Showing posts with label Feedback. Show all posts
Showing posts with label Feedback. Show all posts

Feb 4, 2018

Feedback Strategies: Why is it so hard to give feedback?

After reading a bit about how to give feedback, I realized I haven't given much good feedback this week. I sort of wish I had done this assignment before doing the blog commenting assignment, but it is too late for that I guess. From here on, I will do better!

Feedback from Max Pixel

First, I read Be a Mirror. In this article, it emphasized that you need to give specific feedback that reflects what is already in whatever you are giving feedback on. You shouldn't comment on things that are missing but rather on things that are present. Also, you need to focus on their process, not their results. This one can be hard because mostly, all we can see is the result. You have to look harder to see the process. The last thing I found important in this article is that you need to be impersonal when it comes to feedback. The thing we are giving feedback on isn't about us, but the person who wrote it.

Second, I read How to Craft Constructive Feedback. This passage is very similar to the other article I read, but it comes with a highly informative graphic about how to construct feedback. Be a witness, be a mirror, be a guide. Observe, describe, suggest. For myself, I find it hard to remember things. Having a visual like this one would really benefit me. I could even turn this into a little mantra so I don't forget, even without the visual.

Honestly, I think giving feedback is going to be tough no matter what. I hate receiving it, so I hate giving it. But I know it is important for this class, so I am going to make a conscious effort to be more constructive from here forward.

Jan 28, 2018

Feedback Thoughts: The Source of My Anxiety

Anxiety by Topher McCulloch

It is funny that this topic would come up when it did. Today I asked a friend to review some scholarship essays I wrote for the CASH Scholarships. I was nervous about submitting, but I didn't actually think she would say anything bad about my essays. Low and behold... she had a lot of stuff to correct! I was mad she gave me the help I asked for. What the heck is wrong with me? I didn't like feeling like I was bad at something. For this exact reason, I decided I needed to learn 5 Tips For Taking Feedback Like a Champ.
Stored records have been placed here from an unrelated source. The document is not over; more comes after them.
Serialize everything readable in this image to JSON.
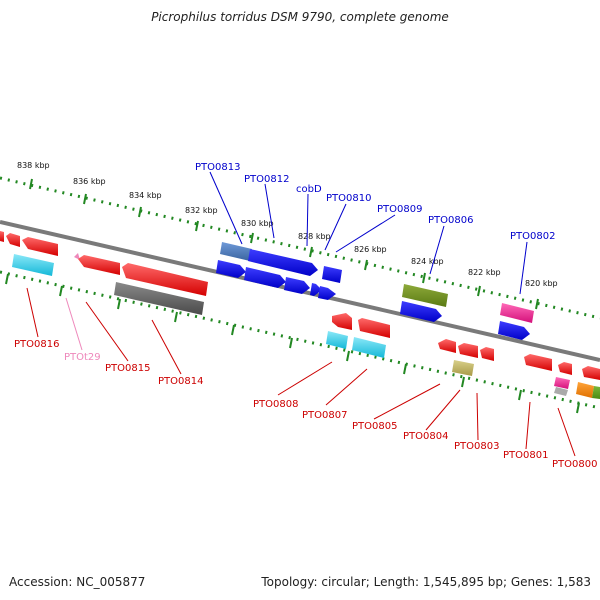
{
  "header": {
    "title": "Picrophilus torridus DSM 9790, complete genome"
  },
  "footer": {
    "accession": "Accession: NC_005877",
    "topology": "Topology: circular; Length: 1,545,895 bp; Genes: 1,583"
  },
  "ruler": {
    "ticks": [
      "838 kbp",
      "836 kbp",
      "834 kbp",
      "832 kbp",
      "830 kbp",
      "828 kbp",
      "826 kbp",
      "824 kbp",
      "822 kbp",
      "820 kbp"
    ]
  },
  "colors": {
    "top_label": "#0000cc",
    "bottom_label": "#cc0000",
    "rna_label": "#ee88bb",
    "dot_track": "#228822",
    "backbone": "#777777"
  },
  "genes_top": [
    {
      "label": "PTO0813"
    },
    {
      "label": "PTO0812"
    },
    {
      "label": "cobD"
    },
    {
      "label": "PTO0810"
    },
    {
      "label": "PTO0809"
    },
    {
      "label": "PTO0806"
    },
    {
      "label": "PTO0802"
    }
  ],
  "genes_bottom": [
    {
      "label": "PTO0816"
    },
    {
      "label": "PTOt29"
    },
    {
      "label": "PTO0815"
    },
    {
      "label": "PTO0814"
    },
    {
      "label": "PTO0808"
    },
    {
      "label": "PTO0807"
    },
    {
      "label": "PTO0805"
    },
    {
      "label": "PTO0804"
    },
    {
      "label": "PTO0803"
    },
    {
      "label": "PTO0801"
    },
    {
      "label": "PTO0800"
    }
  ]
}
In this article, I quickly realized it matched my situation perfectly. I didn't want to feel bad or uncomfortable. My friend had my best interest in mind, but all I could see was that she thought my work wasn't good enough. Furthermore, I am not a bad writer. My essays could just be better. With her pointing out what needed to change, I was having trouble seeing that she didn't think it was totally terrible. Ultimately, she just wanted to help me get some money and I was bitter the whole time. I wish I hadn't procrastinated this assignment so I would have had these feedback tips before I asked someone in real life for feedback... my flaws seem to be piling up in this one.

The next article I read was Eight Things Students Should Do When They Make a Mistake. I chose this article because I hate failing and I hate being less than exceptional. Even if my work is turned in right before a deadline, I aim for it to be quality material. With my fellow peers getting ready to start criticizing my work, I am anxious I am going to have a hard time correcting my mistakes, so this article seems like a goldmine. As I mentioned earlier, I can tend to return feedback with bitterness and snappiness. I don't mean to be cranky, but the whole situation makes me feel tense. This article showed me that I just need to change how I am thinking about it. Feedback is given because the giver wants me to do better, not because they want to point out how horrible I am. I can't put my anxiety on other people just because they were willing to offer me advice. Furthermore, I need to value my own work. If I want to be exceptional, I need to be willing to take advice and improve my work.